Masyarakat sipil demokratis yang kuat, tidak lahir sendiri, tetapi harus diperjuangkan. Pembentukannya tidak pernah mencapai titik kulminasi. Masyarakat sipil yang demokratik mempunyai ciri, sebagai berikut: (1) organisasi yang aktif dalam semua sektor masyarakat; (2) konstruksi terus menerus dan redefinisi otonomi politik dalam kaitannya dengan negara; (3) memperluas dan merekonstruksi toleransi dan dialog; serta (4) menjamin dan membela kesetaraan akses terhadap negara, juga kesetaraan yang lebih besar dalam masyarakat sipil.

Masyarakat sipil adalah merupakan suatu proses melalui adanya kekuatan-kekuatan masyarakat (di luar pemerintah) yang berfungsi sebagai pengimbang atau kekuatan pengontrol negara dan pemerintah. Masyarakat sipil bebas dari kepentingan komunal (suku, agama, ras, dan antar golongan – SARA), dan mempunyai sifat demokrasi yang menjunjung tinggi HAM. Dalam perjalanan sejarahnya, kondisi masyarakat sipil harus dipahami sebagai proses yang mengalami pasang-surut, kemajuan dan kemunduran, kekuatan dan kelemahannya.
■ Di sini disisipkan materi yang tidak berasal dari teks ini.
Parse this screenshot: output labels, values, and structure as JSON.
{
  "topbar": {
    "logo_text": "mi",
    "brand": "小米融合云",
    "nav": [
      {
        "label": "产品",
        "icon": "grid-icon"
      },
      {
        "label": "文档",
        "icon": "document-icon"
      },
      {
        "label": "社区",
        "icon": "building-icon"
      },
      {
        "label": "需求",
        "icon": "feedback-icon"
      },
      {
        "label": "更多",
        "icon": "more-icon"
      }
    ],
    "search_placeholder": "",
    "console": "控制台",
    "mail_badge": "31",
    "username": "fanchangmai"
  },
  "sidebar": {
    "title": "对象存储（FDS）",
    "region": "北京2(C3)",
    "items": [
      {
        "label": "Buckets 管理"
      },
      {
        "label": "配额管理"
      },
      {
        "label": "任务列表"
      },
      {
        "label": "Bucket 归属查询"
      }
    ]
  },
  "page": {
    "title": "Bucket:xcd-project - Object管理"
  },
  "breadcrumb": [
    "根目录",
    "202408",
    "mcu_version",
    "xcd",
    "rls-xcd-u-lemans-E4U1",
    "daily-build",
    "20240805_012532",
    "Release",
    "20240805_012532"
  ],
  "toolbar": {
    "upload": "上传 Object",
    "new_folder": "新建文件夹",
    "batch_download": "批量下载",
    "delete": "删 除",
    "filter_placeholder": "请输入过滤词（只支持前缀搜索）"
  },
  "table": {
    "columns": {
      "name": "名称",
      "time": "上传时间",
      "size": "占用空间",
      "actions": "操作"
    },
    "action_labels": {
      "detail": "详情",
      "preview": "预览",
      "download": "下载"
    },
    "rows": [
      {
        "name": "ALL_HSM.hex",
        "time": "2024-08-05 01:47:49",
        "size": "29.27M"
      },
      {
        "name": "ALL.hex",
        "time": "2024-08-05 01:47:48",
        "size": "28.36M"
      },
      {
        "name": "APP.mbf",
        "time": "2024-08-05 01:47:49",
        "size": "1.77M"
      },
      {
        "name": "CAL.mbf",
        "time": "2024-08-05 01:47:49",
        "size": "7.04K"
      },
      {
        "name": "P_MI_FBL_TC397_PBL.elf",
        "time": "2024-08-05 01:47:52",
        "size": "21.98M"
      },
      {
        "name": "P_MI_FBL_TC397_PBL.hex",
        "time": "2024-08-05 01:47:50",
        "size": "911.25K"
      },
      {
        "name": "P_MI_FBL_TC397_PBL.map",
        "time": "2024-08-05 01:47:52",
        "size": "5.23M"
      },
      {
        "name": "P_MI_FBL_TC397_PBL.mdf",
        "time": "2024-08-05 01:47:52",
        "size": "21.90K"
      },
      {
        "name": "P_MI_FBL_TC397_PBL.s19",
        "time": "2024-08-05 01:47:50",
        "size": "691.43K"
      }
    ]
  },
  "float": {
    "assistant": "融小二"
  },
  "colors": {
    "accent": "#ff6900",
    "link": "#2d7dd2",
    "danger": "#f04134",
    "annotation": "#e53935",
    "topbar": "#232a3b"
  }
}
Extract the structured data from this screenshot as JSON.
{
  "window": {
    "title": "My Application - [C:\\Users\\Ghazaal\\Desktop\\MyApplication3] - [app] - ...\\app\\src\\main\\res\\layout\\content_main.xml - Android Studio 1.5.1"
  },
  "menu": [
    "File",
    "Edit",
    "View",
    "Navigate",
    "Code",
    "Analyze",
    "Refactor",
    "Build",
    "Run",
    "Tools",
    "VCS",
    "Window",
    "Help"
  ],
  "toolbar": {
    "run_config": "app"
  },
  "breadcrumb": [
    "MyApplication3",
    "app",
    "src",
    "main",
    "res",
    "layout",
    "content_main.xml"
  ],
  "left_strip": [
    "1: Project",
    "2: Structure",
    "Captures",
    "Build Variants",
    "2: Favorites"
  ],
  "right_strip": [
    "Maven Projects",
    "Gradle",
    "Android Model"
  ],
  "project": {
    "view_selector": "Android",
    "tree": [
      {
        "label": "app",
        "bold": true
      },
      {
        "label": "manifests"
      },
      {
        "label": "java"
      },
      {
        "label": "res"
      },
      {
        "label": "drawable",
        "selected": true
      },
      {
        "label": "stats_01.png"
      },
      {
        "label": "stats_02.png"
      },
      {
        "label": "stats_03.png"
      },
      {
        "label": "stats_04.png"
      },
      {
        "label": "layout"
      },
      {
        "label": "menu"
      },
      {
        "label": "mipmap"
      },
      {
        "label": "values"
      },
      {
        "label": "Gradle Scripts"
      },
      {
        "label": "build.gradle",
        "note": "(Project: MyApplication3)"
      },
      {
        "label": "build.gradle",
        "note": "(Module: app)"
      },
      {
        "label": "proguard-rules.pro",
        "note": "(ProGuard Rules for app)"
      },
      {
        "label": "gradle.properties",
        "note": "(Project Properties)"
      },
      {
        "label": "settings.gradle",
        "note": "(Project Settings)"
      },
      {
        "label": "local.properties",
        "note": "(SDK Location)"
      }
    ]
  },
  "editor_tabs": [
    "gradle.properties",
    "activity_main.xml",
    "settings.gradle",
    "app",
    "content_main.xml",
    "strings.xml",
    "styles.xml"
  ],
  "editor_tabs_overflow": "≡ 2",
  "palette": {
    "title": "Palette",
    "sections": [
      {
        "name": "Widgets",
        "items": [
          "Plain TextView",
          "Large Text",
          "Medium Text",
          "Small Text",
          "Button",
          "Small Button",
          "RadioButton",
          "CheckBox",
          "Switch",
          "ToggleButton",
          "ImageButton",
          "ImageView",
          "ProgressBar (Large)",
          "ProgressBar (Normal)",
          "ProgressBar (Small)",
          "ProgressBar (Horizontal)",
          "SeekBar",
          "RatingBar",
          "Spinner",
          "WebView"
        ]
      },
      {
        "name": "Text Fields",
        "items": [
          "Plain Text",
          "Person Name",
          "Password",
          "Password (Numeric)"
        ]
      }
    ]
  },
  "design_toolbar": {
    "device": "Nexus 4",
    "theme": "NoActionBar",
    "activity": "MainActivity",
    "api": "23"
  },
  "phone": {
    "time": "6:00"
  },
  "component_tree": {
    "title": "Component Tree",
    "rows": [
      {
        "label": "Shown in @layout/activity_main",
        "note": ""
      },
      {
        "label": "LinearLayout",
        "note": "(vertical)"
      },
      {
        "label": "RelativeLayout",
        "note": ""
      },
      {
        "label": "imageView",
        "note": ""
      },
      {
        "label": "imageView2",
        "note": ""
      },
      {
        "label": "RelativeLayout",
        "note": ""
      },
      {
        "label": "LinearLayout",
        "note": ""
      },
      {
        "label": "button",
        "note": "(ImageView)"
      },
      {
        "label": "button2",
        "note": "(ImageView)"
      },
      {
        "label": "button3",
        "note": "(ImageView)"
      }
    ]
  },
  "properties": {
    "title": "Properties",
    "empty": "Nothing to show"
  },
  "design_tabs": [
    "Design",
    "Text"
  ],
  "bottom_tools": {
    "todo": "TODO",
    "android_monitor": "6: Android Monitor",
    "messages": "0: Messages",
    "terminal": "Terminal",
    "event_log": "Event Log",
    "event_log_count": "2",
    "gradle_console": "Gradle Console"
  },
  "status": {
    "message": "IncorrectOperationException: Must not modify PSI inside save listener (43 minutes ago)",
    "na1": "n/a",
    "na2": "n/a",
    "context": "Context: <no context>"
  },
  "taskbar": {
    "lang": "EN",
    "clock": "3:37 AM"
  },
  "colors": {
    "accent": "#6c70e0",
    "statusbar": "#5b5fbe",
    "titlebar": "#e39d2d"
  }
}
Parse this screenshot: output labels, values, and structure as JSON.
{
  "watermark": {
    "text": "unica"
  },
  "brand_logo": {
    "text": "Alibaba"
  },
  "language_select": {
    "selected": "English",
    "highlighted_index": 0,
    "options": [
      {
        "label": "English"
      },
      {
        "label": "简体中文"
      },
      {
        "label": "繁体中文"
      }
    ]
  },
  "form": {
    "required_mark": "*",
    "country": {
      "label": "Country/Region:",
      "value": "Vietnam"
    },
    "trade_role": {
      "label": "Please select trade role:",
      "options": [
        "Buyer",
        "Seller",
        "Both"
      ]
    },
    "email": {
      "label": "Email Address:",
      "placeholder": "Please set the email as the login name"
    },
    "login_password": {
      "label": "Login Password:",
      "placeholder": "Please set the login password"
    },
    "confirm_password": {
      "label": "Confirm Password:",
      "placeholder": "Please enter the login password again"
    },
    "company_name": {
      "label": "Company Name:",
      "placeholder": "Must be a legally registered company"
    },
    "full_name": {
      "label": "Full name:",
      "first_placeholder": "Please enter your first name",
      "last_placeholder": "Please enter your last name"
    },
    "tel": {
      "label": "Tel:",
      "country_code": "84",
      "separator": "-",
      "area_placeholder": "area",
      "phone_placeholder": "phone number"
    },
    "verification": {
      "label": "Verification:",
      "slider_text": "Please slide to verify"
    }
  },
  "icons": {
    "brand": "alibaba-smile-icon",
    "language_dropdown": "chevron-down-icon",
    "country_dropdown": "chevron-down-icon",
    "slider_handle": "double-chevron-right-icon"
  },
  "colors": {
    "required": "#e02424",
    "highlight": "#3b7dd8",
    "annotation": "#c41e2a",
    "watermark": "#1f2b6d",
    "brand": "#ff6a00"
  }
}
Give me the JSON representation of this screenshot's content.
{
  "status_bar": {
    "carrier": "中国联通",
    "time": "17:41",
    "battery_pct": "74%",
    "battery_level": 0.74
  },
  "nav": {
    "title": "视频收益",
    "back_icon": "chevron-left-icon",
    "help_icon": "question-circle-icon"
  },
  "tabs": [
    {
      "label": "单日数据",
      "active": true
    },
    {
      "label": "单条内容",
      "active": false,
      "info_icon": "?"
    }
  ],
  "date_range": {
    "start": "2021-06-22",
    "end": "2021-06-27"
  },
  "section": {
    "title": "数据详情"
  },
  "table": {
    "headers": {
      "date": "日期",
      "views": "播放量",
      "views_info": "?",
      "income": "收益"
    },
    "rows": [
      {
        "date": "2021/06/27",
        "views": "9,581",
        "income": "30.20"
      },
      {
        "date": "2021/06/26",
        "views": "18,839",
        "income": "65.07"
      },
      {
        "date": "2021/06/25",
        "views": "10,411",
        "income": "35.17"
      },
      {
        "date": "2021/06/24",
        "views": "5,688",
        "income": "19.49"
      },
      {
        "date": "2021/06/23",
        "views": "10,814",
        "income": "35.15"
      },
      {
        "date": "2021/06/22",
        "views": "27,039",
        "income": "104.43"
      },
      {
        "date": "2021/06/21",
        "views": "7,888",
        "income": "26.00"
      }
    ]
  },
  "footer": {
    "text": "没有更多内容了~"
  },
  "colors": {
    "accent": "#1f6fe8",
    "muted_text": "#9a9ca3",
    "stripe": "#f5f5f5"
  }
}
Masyarakat sipil memerlukan berbagai macam aturan, pembatasan, serta penyatuan negara melalui kontrol hukum, administratif, dan politik. Jika tidak, masyarakat sipil akan kehilangan dimensi politiknya dan akan terus bergantung kepada manipulasi dan intervensi negara. Ideologi yang melemahkan masyarakat sipil adalah sistem pemerintahan yang otoriter dimana negara menjadi defensif, memberlakukan status quo, dan anti terhadap demokratisasi dan perubahan politik.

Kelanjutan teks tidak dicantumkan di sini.